Are you having trouble meeting the eBook needs of your community? We asked Ellyssa Kroski, Director of Information Technology at New York Law Institute, what tips she has for balancing community needs while staying within the library budget.
Q: Can you tell me about a time when you found a creative solution to a limited budget?
A: Here at The New York Law Institute we are a small non-profit subscription library which serves law firms. We’re always searching for ways to balance providing valuable electronic resources to our patrons and staying within our budget. With this in mind, we found a way to offer our members a robust eBook collection which now consists of 89,000 titles valued at nearly $14 million dollars without any up-front costs! We did this by opting for a patron-driven acquisitions pricing model in which we don’t incur any charges for the eBooks that we offer (and have cataloged in our OPAC), until someone checks them out. Even then, we have measures in place to “rent” the eBooks three times to really make sure they’re popular before auto-purchasing them on the fourth checkout. Our library patrons don’t have any idea of what happens behind the scenes, it’s all seamless to them and instant. All they know is they have access to a huge collection of eBooks that can be accessed instantly from anywhere they are located. My tip for other librarians would be to don’t give up just because you have a limited budget; there’s always a solution out there. Sometimes you just have to be a little creative.

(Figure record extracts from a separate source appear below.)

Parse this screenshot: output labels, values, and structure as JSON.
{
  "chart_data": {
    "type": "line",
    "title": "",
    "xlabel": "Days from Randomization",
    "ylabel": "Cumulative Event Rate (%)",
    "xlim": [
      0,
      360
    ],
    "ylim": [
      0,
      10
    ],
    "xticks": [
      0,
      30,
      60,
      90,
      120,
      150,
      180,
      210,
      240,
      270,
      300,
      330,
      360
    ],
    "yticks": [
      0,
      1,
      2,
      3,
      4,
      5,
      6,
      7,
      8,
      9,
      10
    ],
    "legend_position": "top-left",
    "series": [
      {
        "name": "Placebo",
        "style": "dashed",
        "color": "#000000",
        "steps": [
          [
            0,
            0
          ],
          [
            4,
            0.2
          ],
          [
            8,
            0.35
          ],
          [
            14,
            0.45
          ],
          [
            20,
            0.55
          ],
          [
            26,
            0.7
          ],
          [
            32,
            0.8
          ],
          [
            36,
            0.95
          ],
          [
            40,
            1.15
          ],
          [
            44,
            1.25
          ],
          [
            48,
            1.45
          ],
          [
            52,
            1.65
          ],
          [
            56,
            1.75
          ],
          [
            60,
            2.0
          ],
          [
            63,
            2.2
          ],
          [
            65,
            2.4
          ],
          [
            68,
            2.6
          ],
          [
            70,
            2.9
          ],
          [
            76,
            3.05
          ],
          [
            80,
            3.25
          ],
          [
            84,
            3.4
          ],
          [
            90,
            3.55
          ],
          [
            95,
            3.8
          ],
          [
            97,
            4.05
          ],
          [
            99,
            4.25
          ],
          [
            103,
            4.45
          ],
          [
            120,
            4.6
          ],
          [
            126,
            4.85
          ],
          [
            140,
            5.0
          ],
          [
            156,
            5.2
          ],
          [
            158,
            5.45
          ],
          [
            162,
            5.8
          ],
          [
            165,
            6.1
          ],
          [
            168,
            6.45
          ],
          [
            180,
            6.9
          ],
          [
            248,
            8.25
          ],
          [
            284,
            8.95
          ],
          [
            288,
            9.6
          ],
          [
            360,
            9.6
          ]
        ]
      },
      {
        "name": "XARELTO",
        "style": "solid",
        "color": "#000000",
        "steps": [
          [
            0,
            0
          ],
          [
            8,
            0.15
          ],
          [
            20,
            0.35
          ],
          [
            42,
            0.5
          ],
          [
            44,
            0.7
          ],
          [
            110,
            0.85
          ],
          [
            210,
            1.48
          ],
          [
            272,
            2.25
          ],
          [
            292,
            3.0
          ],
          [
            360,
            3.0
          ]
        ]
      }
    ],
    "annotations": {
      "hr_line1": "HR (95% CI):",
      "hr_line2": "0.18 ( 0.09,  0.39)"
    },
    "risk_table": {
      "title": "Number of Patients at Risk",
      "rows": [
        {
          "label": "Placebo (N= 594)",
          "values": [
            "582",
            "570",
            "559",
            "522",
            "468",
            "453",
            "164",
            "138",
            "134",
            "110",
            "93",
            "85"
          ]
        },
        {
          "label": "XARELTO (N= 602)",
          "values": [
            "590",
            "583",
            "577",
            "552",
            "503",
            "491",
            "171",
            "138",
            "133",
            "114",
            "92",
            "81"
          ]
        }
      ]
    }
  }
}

Q: Is the patron-driven acquisitions model available to all libraries or did you have to negotiate for it?
A: We got this program through an aggregator who offers this package as well as a subscription-based ebrary offering.
Q: Why did you decide to use an aggregator?
A: One of the other benefits of the aggregator we used is its unique non-linear lending feature which enables us to have an unlimited number of patrons check out the same eBook at the same time. With this model you are allowed up to 325 loan days per year for each copy of a title. So for example if 10 people checked out the same eBook for 1 day, then that would count as 10 of the loan days. When/if you’ve used them all up before the end of the year, you can buy an additional copy, although we haven’t come up against this as of yet.